Jager came to attention and flipped up his right arm.“Heil Hitler!” he said.

He had to give Skorzeny credit: the big bruiser recognized it was sarcasm, not acquiescence. Not only that, he thought it was funny. “Come on, don’t be a wet blanket,” he said. “We’ve been through a lot together, you and I. You can give me a lot of help this time, too.”

“Yes, I’d make a splendid Jew,” Jager said, deadpan. “How long do you suppose a circumcision takes to heal up?”

“You didn’t used to be such a smartmouth,” Skorzeny said, rocking back on his heels and sticking thumbs into trouser pockets so he looked like a young lout on a streetcorner. “Must be senility coming on, eh?”
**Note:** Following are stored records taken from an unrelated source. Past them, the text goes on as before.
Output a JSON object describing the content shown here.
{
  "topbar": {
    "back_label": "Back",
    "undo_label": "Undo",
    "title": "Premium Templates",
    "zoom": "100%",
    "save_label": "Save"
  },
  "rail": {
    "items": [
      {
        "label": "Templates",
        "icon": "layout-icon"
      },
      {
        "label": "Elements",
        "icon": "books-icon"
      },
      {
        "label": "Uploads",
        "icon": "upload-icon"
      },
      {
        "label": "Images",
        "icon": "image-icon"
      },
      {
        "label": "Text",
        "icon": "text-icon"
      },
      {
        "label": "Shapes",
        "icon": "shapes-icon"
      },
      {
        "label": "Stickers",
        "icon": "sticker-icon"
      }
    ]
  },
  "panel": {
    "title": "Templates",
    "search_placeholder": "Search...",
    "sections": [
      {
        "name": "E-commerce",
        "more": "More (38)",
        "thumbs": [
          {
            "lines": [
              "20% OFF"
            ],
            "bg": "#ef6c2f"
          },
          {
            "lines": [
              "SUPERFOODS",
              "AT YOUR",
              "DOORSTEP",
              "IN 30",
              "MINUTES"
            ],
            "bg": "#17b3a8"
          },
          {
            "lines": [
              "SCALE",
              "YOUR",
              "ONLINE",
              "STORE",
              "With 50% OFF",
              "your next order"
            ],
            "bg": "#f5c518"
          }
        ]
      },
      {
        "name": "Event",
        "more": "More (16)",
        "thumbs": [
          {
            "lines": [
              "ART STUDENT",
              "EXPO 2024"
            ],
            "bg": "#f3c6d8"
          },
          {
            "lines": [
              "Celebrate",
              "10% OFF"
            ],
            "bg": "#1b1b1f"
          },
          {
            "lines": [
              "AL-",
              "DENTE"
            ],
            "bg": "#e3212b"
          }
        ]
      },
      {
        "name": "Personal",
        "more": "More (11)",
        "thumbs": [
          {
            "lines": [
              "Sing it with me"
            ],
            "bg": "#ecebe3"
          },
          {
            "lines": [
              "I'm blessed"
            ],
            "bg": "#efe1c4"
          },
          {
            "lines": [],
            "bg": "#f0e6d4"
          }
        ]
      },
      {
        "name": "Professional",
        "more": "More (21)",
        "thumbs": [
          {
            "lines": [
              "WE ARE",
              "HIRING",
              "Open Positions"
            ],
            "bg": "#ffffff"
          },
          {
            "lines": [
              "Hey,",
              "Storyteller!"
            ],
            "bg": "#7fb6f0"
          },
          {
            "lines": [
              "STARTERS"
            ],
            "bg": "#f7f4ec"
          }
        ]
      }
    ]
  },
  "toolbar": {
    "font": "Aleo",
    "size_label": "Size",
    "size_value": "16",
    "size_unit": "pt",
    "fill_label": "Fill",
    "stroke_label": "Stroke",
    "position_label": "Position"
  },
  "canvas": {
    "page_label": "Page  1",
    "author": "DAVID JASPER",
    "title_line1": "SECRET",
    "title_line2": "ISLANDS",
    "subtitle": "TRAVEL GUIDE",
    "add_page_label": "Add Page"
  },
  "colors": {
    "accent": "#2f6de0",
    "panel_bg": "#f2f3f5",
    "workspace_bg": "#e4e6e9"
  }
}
“If you say so. How am I supposed to help, though? I’ve never been inside Lodz. In fact, the offensive steered wide around it so we wouldn’t get bogged down in street fighting there. We can’t afford to go losing panzers to Molotov cocktails and things like that; we lose too many of them to the Lizards as is.”

“Yeah, that’s the line you sent back to division, and division sent it back to army group headquarters, and the High Command bought it,” Skorzeny said with a nod. “Bully for you. Maybe you’ll get red stripes on your trousers like a General Staff officer.”

“And it’s worked, too,” Jager said. “I saw more street fighting in Russia than I ever wanted. Nothing in the world chews up men and machines like that, and we don’t have them to waste.”

“Ja, ja, ja,”Skorzeny said with exaggerated patience. He leaned forward and glared at Jager. “And I also happen to know that one of the reasons we swung around Lodz in two prongs is that you cut a deal with the Jewish partisans there. What do you have to say to that, Mr. General Staff Officer?”

It might have stopped snowing, but it was anything but warm. All the same, Jager felt his face heat. If Skorzeny knew that, it was in an SS dossier somewhere… which did not bode well for his long-term survival, let alone his career. Even so, he answered as calmly as he could: “I say it was military necessity. This way, we have the partisans on our side and driving the Lizards crazy instead of the other way round. It’s worked out damned well, so you can take your ‘I also happen to know’ and flush it down the WC.”

“Why? What does Winston Churchill want with it?” Skorzeny said with a leer. The joke would have been funnier if the Germans hadn’t been making it on the radio from the day Churchill became prime minister to the night the Lizards arrived. The SS man went on, “You have to understand, I don’t really give a damn. But it does mean you have connections with the Jews. You ought to be able to use those to help me get my little toy right to the center of town.”

Jager stared at him. “And you pay me thirty pieces of silver afterwards, don’t you? I don’t throw away connections like that. I don’t murder them, either. Why not ask me to betray my own men while you’re at it?”